Combines two ranked lists into a single ranking using the formula: score(d) = sum(1 / (k + rank_i(d))) for each list i.

§Algorithm

  1. Build a map of document IDs to their ranks in each list
  2. For each unique document, compute RRF score
  3. Sort by descending RRF score
  4. Return top N results

§Arguments

  • dense_results - Results from dense search as (id, score) tuples, ordered by descending score. Scores are not used; only rank matters.
  • sparse_results - Results from sparse search as (id, score) tuples, ordered by descending score. Scores are not used; only rank matters.
  • k - RRF smoothing parameter (default 60). Higher values give more weight to documents that appear lower in the ranking.
  • top_n - Number of results to return.

§Returns

Vec of FusionResult containing fused results sorted by descending RRF score.

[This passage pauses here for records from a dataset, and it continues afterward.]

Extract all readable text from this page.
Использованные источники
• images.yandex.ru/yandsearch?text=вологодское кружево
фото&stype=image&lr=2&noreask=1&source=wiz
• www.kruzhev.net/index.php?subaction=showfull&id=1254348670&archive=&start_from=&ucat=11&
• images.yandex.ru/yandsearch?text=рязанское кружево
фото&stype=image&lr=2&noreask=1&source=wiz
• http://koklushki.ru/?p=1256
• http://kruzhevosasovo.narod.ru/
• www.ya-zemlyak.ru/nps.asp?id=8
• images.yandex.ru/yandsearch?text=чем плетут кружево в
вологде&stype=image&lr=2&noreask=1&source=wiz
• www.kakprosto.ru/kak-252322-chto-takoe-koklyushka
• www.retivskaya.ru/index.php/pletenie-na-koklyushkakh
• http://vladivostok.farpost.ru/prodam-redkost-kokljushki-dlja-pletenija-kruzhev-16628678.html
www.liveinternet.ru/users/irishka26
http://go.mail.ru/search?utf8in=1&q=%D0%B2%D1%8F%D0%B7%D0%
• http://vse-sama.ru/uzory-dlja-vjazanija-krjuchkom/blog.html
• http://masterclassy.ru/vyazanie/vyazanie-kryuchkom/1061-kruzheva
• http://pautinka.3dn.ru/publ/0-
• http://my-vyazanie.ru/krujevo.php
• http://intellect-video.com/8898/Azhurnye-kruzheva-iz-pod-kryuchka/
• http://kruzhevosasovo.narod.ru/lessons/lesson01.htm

Includes rank information from both lists.

§Performance

  • Time: O(d + s + u log u) where d = |dense|, s = |sparse|, u = unique IDs
  • Space: O(u) for the score map

§Reference

Cormack, G.V., Clarke, C.L.A., and Buettcher, S. (2009). “Reciprocal Rank Fusion outperforms Condorcet and individual Rank Learning Methods” SIGIR 2009.

§Example

use edgevec::hybrid::rrf_fusion;

// Dense results (ordered by relevance)
let dense = vec![(1, 0.95), (2, 0.80), (3, 0.75)];

// Sparse results (ordered by BM25 score)
let sparse = vec![(2, 5.5), (4, 4.2), (1, 3.8)];

// Fuse with k=60
let results = rrf_fusion(&dense, &sparse, 60, 10);

// ID 2 appears in both lists (rank 2 + rank 1), should score high
// ID 1 appears in both lists (rank 1 + rank 3)
// ID 3 only in dense (rank 3)
// ID 4 only in sparse (rank 2)
assert_eq!(results[0].id, 2); // Best combined rank